Untranslatable Dutch Words: de Zesjescultuur Posted by Sten on Oct 12, 2016 in Culture, Politics
Zesjescultuur. Literally “little sixes culture”. What in the world is that? Do little sixes live in the Netherlands? Is there some tribe called “Six”? No, no, no, it all has to do with a hotly debated topic in Dutch politics and schools.
The Dutch grading system
Dutch schools grade not by letters, as is the case in the United States. They also don’t grade in a system from 6 to 1, as is the case in Germany. Instead, the Dutch grade from 1 to 10, and also use one decimal. So, you can get a 5.7 for a test, for example. And since we use commas instead of points between whole numbers and decimals, we write 5,7 and say vijf komma zeven.
As this is about schools and grades, you can excel, pass, or fail. In the Netherlands, you excel with a grade above 7,5, pass with a grade between 5,5 and 7,5 and fail with a grade below 5,5. Grades are sometimes, primarily for final grades, rounded up. So a 7,5 becomes an 8, a 5,4 a 5 – and a 5,5 a 6. And this is where the zesjescultuur comes in.

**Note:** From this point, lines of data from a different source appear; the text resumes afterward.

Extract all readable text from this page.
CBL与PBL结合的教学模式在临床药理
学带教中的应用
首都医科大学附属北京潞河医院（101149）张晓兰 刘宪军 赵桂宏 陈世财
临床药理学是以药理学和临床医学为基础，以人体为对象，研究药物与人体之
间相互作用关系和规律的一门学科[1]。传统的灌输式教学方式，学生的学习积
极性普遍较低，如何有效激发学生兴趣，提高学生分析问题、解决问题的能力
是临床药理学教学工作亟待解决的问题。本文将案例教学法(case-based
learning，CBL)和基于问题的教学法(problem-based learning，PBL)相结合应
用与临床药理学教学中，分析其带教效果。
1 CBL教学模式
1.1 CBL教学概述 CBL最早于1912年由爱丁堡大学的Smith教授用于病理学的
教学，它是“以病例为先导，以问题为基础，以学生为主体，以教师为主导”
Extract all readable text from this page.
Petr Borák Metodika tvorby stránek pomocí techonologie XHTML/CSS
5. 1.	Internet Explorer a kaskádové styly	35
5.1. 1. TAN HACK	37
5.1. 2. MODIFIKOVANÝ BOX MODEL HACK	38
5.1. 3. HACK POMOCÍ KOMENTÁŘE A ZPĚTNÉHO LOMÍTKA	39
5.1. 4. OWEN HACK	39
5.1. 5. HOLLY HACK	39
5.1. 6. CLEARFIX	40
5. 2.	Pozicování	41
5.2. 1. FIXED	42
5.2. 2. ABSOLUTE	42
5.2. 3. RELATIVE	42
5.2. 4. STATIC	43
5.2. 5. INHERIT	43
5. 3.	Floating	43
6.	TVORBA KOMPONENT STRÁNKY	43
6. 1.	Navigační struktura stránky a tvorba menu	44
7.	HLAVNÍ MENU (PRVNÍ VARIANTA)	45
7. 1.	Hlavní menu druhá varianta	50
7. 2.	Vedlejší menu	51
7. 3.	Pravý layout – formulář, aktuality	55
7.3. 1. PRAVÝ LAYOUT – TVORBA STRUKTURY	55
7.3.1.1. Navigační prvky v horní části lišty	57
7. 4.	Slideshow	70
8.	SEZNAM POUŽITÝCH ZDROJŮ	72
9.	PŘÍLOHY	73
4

Dutch scholieren (students) and studenten (undergraduates and graduates) are accused by leraren (teachers) and politici (politicians) to study just enough to pass – to get a six. Students would calculate exactly how much they need to know in order to get a passing grade. More is not required, and so why would they do more to excel?
Such behavior is so widespread, that it has become a problematic culture of sixes – a zesjescultuur. Why zesjes (little sixes) and not just zessen (sixes)? Well, that’s a Dutch thing.
Some Master (graduate studies) programmes in the Netherlands now have a minimum requirement of a 7 to be able to enter. The debate is opened!
Is it a problem?
Dutch scholieren mirror the criticism and accuse the school system of being too harsh on them, and not allowing grades above sixes and sevens. Besides, they say, the system says a six is sufficient, so why does it matter whether you have a seven or more? At university, it is not all about grades, but also about getting to know what you want, where you want to be later, and a grade does not measure nor determine this. Depending on what you want. This piece explains this point well and with some humor!
On the other hand, university education is heavily subsidized by the Dutch state. A very important point in the debate. As another argues here, you go to university primarily for studying – not to find out what you want or what you find important. You do not need to be enrolled for that and use up public money. If you do not know what you want, or you are not even sure that you want to study, you should not study at all, she thinks.